Dia zero:
depois de levar 8 horas prá chegar na engarrafolândia-sp e mais uma até congonhas, voei até salvador onde rabuja e moca cantavam as aeromoças; fomos até a casa de moca no buraco da vovó (é isso mesmo..), planeamos um monte de coisas e dormimos.
Dia 1:
Seis da manhã estradeamos, a idéia era acabar o dia em pernambuco ou na Paraíba, mas calhou de pararmos em Coruripe, o pontal do Coruripe-AL. Era necessário ficar. Moqueca de aratu é muito bom. O pontal protegido pelos recifes, qualquer coisa de.
Rabuja fez trocadilhos de triste lembrança sobre dona Ada, a dona da pousada. E dormimos ao som do mar de alagoas.
Dia 2
(meu celular não funciona mais, travou durante Coruripe e não pega mais sinal algum)

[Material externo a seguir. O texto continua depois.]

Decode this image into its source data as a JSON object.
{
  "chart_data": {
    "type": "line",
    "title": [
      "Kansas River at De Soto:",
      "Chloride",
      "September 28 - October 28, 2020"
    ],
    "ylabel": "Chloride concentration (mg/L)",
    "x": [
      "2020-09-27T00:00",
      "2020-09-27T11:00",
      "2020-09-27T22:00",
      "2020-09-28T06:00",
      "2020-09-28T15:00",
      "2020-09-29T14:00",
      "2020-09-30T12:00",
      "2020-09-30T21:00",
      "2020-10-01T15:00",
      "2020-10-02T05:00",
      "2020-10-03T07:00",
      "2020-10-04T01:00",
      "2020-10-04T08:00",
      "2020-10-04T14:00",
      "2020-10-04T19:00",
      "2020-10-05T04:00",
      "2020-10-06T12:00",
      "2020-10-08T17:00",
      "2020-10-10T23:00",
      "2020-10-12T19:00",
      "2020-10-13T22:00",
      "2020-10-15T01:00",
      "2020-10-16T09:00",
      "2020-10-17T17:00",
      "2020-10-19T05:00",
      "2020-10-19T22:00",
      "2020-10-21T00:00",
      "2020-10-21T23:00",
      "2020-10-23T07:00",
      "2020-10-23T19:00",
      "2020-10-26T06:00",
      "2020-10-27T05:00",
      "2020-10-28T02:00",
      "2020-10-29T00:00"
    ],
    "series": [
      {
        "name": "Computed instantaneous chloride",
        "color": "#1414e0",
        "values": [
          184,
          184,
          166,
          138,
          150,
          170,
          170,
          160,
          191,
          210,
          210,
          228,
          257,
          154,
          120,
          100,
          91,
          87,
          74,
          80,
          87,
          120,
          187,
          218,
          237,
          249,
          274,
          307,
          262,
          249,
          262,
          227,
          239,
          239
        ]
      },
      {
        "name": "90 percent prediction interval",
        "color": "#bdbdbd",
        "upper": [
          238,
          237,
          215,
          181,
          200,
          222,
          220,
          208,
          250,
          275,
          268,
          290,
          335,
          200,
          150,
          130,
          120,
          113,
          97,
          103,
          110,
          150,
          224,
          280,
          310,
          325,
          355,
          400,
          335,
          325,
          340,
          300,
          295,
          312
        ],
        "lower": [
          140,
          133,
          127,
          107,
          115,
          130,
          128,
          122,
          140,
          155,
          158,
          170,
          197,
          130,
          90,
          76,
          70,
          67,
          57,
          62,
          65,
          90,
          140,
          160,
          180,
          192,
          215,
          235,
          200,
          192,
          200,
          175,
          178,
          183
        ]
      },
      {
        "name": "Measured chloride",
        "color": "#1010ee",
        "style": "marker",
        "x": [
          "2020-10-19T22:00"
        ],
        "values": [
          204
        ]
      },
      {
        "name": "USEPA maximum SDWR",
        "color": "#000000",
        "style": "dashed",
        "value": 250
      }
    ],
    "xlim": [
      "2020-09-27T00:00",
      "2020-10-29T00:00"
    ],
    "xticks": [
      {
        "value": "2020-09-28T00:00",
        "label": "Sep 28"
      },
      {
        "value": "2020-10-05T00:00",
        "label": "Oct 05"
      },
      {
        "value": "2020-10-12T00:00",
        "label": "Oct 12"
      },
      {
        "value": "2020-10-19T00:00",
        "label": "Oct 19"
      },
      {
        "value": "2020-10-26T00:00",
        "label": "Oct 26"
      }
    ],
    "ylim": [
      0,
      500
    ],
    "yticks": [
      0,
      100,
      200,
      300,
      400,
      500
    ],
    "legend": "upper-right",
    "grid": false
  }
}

De manhã fomos seguindo pela orla alagoana e paramos num mirante coqueirístico
na praia do gunga; ficamos a manhã na praia do francês, os prédios de Maceió ao longe.
Passeio de barco, mergulho nos recifes, moqueca de camarão, o pacote todo. Atravessamos Maceió na hora do rush, cagada nossa. Perda de tempo ali e no contorno de Recife, cidade grandalhona que não deu vontade nenhuma de parar, ao menos ao anoitecer. Na volta a gente vai, conhecer Olinda e tudo. Jantamos cordeiro-de-sol, acabamos na Ilha de Itamaracá para a noite de sono mais calma de todas.
Dia 3
A manhã foi na ilha de Itamaracá mesmo, o Forte Orange onde holandeses e portugais
se estapeavam em tempos idos. fomos no Projeto Tamar conhecer os peixe-bois, cujo nível de fofura encheu de contentamentos o coração do nobre Adelson.
Entramos em João Pessoa e foi ruim, acabamos perdidos num centro histórico que até
agora não sei se existe de verdade. Deixamos as praias para a volta e subimos pro norte.
Almoço em Mamanguape-PB, perto da fronteira com o Rio Grande. Natal ás seis da tarde. Vamos parar por aqui hoje e amanhã, (pelo menos) tomar cerveja, finalmente. Bom chegar. Saudades das pessoas. Estradas coqueirentas, gentis, quentes, gostosas essas do nordeste. E é isso.